Citigroup (NYSE:C) recently announced that it had become a victim of fraud in one of its subsidiary lending divisions in Mexico.
The loan involved an oil services company, Oceanografia, and would require a write-down of $400 million to the bank. This misstep follows a number of ill-fated investments in Mexico, which have cost the mega bank a significant amount of money.
Citigroup in Mexico
Like many other large banks, Citigroup has looked to growth in the Mexican economy to feather its own nest. Mexico's large oil reserves and increasing development has made it a tempting market for financial institutions; however, along with the growth and population expansion come a number of risks.

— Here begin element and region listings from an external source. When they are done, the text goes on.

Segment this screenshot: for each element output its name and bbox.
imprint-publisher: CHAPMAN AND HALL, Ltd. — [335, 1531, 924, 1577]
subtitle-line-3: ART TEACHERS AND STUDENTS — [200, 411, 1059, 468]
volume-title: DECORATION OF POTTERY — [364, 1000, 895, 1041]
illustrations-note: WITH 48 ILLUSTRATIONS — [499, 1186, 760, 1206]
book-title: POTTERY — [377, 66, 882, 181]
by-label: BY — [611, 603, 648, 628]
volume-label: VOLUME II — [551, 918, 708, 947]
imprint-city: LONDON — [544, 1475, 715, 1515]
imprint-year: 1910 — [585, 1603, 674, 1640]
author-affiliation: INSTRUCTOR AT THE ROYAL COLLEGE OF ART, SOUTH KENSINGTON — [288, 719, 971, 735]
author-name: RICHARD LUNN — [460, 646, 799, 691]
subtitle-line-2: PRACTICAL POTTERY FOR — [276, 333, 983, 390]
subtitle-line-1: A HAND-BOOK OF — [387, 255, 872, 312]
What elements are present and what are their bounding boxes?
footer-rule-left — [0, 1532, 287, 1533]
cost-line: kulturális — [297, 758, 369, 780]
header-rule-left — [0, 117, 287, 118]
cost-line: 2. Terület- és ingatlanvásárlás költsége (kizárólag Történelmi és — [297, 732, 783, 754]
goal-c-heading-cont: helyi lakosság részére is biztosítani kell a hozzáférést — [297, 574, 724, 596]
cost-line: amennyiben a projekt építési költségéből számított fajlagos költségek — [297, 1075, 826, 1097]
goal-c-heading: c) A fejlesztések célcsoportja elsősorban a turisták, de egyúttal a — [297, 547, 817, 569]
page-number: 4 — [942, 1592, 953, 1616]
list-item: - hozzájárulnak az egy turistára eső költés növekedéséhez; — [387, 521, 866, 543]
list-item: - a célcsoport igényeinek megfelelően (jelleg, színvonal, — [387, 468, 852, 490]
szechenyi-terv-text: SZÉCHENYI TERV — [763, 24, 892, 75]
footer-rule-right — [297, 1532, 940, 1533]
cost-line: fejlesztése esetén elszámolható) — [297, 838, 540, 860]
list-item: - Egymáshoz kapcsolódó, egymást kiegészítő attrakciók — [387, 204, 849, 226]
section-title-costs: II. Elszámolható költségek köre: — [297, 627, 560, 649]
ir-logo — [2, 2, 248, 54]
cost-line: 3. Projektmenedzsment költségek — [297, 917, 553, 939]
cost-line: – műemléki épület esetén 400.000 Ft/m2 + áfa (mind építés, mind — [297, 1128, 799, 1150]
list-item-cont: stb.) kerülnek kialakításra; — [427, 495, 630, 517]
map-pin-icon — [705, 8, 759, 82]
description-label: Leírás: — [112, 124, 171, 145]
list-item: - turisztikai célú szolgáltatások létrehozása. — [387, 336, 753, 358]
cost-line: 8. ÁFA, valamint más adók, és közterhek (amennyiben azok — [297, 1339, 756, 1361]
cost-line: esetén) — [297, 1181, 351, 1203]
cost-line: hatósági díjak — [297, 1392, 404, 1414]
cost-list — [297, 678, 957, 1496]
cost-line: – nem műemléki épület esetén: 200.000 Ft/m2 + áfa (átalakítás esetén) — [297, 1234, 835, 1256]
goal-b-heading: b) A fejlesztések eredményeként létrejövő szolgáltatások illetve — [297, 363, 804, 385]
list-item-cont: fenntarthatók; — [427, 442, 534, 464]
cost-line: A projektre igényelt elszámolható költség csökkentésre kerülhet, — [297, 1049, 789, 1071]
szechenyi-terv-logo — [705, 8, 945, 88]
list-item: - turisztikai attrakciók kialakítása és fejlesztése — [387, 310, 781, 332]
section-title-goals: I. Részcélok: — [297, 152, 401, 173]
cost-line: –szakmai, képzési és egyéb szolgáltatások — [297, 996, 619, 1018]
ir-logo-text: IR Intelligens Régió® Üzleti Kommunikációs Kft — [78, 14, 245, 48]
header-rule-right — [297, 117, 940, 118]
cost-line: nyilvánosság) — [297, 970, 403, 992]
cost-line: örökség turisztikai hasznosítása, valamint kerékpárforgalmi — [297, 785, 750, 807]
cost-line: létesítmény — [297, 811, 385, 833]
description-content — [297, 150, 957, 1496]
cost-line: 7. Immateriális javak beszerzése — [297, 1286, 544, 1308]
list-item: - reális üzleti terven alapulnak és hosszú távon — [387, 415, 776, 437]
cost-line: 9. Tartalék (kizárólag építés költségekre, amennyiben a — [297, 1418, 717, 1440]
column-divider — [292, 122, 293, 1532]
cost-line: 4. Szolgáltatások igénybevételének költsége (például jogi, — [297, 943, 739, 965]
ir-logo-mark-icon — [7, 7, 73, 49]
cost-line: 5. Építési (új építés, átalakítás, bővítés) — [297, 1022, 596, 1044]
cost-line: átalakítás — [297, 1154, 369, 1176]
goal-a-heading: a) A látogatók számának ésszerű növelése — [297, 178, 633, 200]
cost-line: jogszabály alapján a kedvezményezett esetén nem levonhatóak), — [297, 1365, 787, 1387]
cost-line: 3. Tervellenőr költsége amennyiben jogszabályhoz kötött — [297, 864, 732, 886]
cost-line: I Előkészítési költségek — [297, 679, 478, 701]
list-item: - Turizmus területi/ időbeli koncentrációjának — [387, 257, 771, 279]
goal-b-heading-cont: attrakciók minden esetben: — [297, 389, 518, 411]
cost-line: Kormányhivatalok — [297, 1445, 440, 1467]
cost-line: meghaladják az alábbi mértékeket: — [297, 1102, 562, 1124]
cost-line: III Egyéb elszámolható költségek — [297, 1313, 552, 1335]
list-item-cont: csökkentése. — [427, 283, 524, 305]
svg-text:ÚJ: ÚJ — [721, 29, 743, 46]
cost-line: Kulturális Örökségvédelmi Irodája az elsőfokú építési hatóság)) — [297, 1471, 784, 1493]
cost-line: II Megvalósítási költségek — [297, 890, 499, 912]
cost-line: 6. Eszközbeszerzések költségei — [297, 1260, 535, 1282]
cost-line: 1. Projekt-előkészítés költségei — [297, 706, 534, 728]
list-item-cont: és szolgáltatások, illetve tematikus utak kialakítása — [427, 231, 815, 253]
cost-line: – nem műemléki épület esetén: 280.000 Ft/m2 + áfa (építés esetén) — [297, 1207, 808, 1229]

Citigroup financed a number of housing developments some distance from urban centers, which subsequently failed, because people could not easily travel to jobs and services. When an opportunity arose to finance an oil services company, the deal looked sound. Citigroup's division in Mexico, Banco Nacional de Mexico, often called Banamex, was responsible for making the soured loan. However, irregularities in the posting of the collateral for the deal are causing Citigroup a serious loss.
A Fraudulent Deal
In December of 2013, the Mexican congress voted to open its oil industry to foreign investments. Mexico is the 10th largest producer of oil in the world, and the move will allow companies, such as Exxon Mobil (NYSE:XOM) and Chevron, to begin development in the country. With huge offshore reserves opening up, Citigroup can't be blamed for looking to Mexico's oil industry for increasing its own profitability.
The problem arose from Oceanografia's use of Pemex accounts receivables as collateral for the loan. The accounts provided $585 million of collateral; however, Pemex may have only had $185 million in accounts receivable. Questions remain over whether Oceanografia falsified some of the invoices for the deal. The Mexican attorney general is investigating the case and has seized Oceanografia's assets in the meantime. Banamex is exploring its legal options.
What This Fraud Means For Citigroup
The bad loan is not expected to have a significant effect on Citigroup's financial health, which holds $1.9 trillion in assets on its books and whose stock has seen steadily strong performance in the past twelve months.
Citigroup will, however, revise its 2013 earnings downward. While the Oceanografia deal only accounts for around $400 million in loss, the deal has been tallied to a series of unfortunate decisions made by Citigroup in its efforts to expand its presence in the Mexican economy.
What Should Citigroup Shareholders Consider
Like many emerging countries, Mexico is experiencing a slowdown in some areas that could slow outcomes in future years. In addition, certain systemic problems will require extra caution to ensure that all parties involved are protected from the fraudulent actions of participants.
Investors should note any further impending deals for Citigroup in Mexico with a healthy level of caution before increasing their confidence in the institution's push into this and other developing nations.
For the time being, shareholders of Citigroup should consider taking profits in this tarnished mega bank.
Disclosure: I have no positions in any stocks mentioned, and no plans to initiate any positions within the next 72 hours. I wrote this article myself, and it expresses my own opinions. I am not receiving compensation for it (other than from Seeking Alpha). I have no business relationship with any company whose stock is mentioned in this article.